I didn’t hear anything from them for a couple of weeks. Meanwhile, they also visited my college and conducted the coding test. Since I had submitted my test earlier, I was not eligible for further tests. Another few weeks passed by, and one day I received an email from them congratulating me for getting selected for interviews, and asking me to schedule my interviews. I had heard that they shall reimburse your expenses in getting to the interview locations, but since my interview location was so close to me, there wasn’t any need of reimbursement for me.

My interviews were scheduled for 10 in the morning, but I was already at the location by 9. I was asked to submit my resume. At 10, my first live coding round started. I introduced myself and gave some details regarding my internship experience and the projects I had done. The interviewer then gave me my first question. It was a modification of the code I had submitted online. I was given a computer to code my solution, and the interviewer was watching every line I type through another computer. It was quite a simple program and I completed it with ease. The interviewer then gave my second question. I started off with a bruteforce approach and then optimized it later. Once my 45 minutes were up, I was asked to wait.

Later I was informed that I had passed the interview and shall soon have my second live coding round. Meanwhile more and more students were coming and having their interviews. In my second live coding round, me and my interviewer got into a nice chat. We talked about Japanese and Indian cultures, and about the cultural diversity in their offices along with its pros and cons! The interviewer then gave me a problem to solve. It wasn’t much diffcult and I again solved it with ease. The interviewer then asked me to check for edge cases, and I had missed one! I edited my program to fix it. Interviewer seemed satisfied with my solution, and asked me to wait.
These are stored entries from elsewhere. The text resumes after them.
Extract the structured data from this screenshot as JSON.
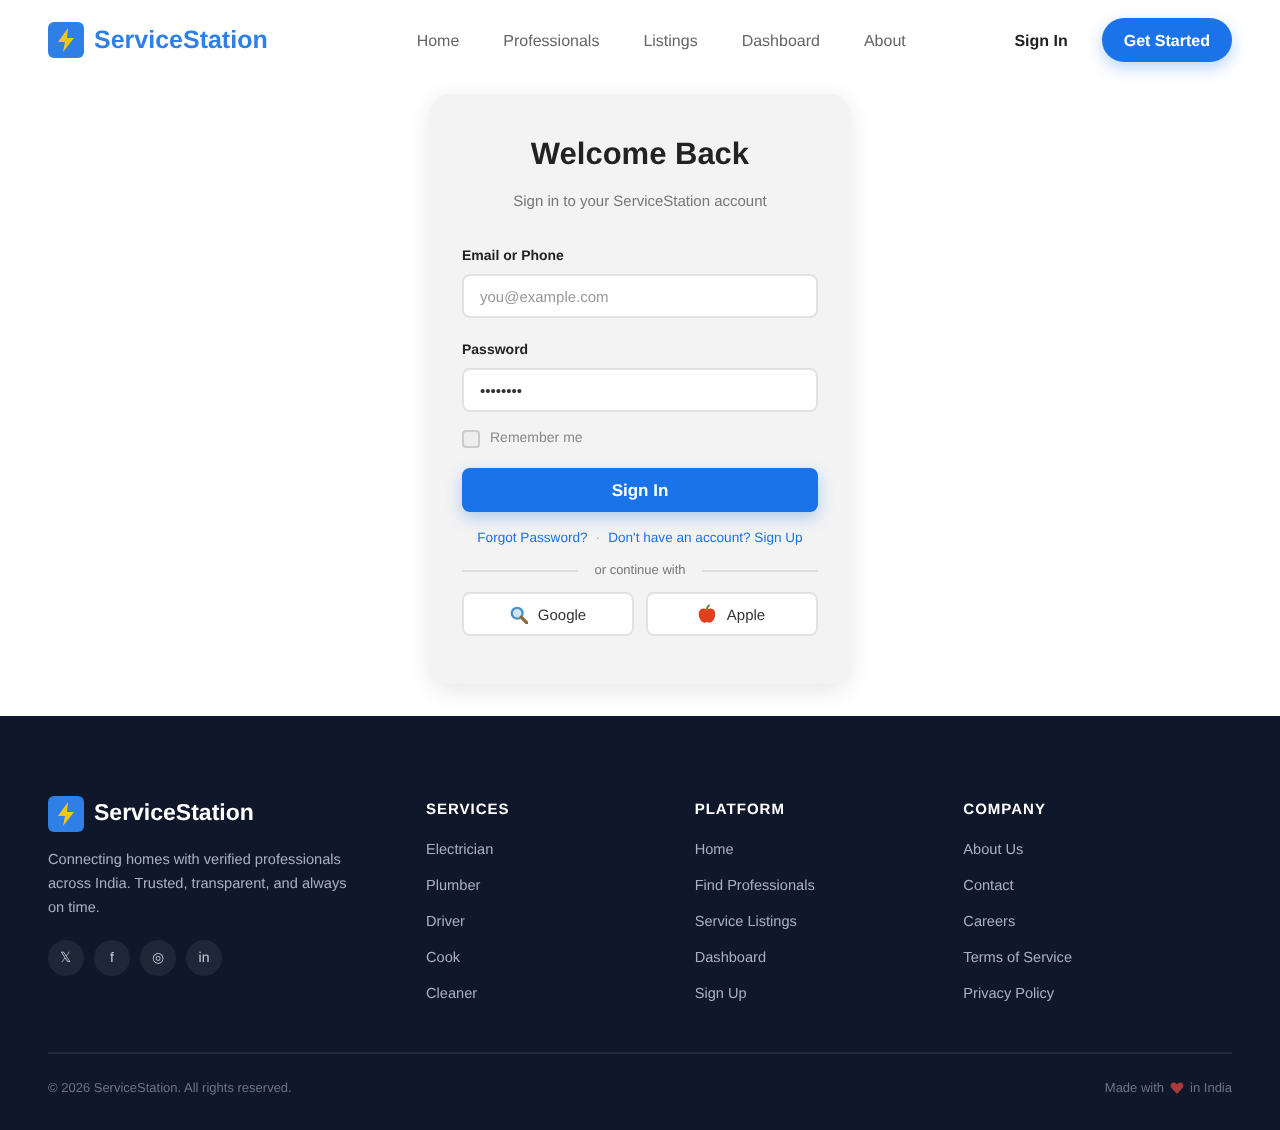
{
  "header": {
    "brand": "ServiceStation",
    "nav": [
      {
        "label": "Home",
        "selected": false
      },
      {
        "label": "Professionals",
        "selected": false
      },
      {
        "label": "Listings",
        "selected": false
      },
      {
        "label": "Dashboard",
        "selected": false
      },
      {
        "label": "About",
        "selected": false
      }
    ],
    "sign_in": "Sign In",
    "get_started": "Get Started"
  },
  "login": {
    "title": "Welcome Back",
    "subtitle": "Sign in to your ServiceStation account",
    "fields": [
      {
        "label": "Email or Phone",
        "placeholder": "you@example.com"
      },
      {
        "label": "Password",
        "value": "••••••••"
      }
    ],
    "remember": {
      "label": "Remember me",
      "checked": false
    },
    "submit": "Sign In",
    "forgot": "Forgot Password?",
    "separator": "·",
    "signup": "Don't have an account? Sign Up",
    "divider": "or continue with",
    "providers": [
      {
        "kind": "search",
        "label": "Google"
      },
      {
        "kind": "apple",
        "label": "Apple"
      }
    ]
  },
  "footer": {
    "brand": "ServiceStation",
    "description": "Connecting homes with verified professionals across India. Trusted, transparent, and always on time.",
    "social": [
      "𝕏",
      "f",
      "◎",
      "in"
    ],
    "columns": [
      {
        "heading": "SERVICES",
        "links": [
          "Electrician",
          "Plumber",
          "Driver",
          "Cook",
          "Cleaner"
        ]
      },
      {
        "heading": "PLATFORM",
        "links": [
          "Home",
          "Find Professionals",
          "Service Listings",
          "Dashboard",
          "Sign Up"
        ]
      },
      {
        "heading": "COMPANY",
        "links": [
          "About Us",
          "Contact",
          "Careers",
          "Terms of Service",
          "Privacy Policy"
        ]
      }
    ],
    "copyright": "© 2026 ServiceStation. All rights reserved.",
    "made_with": "Made with",
    "made_in": "in India"
  }
}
Later I was informed that I had passed the interview and shall be having an aptitude test soon. I had 30 questions to be solved in 50 minutes. If you have ample experience in solving basic maths and quant-like questions, this test shall be quite easy. It was easy for me too, and I was informed later that I had passed the test and shall have the HR interview soon.

During the HR interview, I was asked some typical HR questions and we had a nice chat about Works Applications and what they do. (To those who wish to appear for Works Applications interviews, I would recommend you to learn a bit about the company and their products. It would help in having a smooth interview). We also talked a bit about the Indian and Japanese cultures. At the end of the interview, the HR manager congratulated me and handed me my offer letter! Yes! I got selected into Works Applications.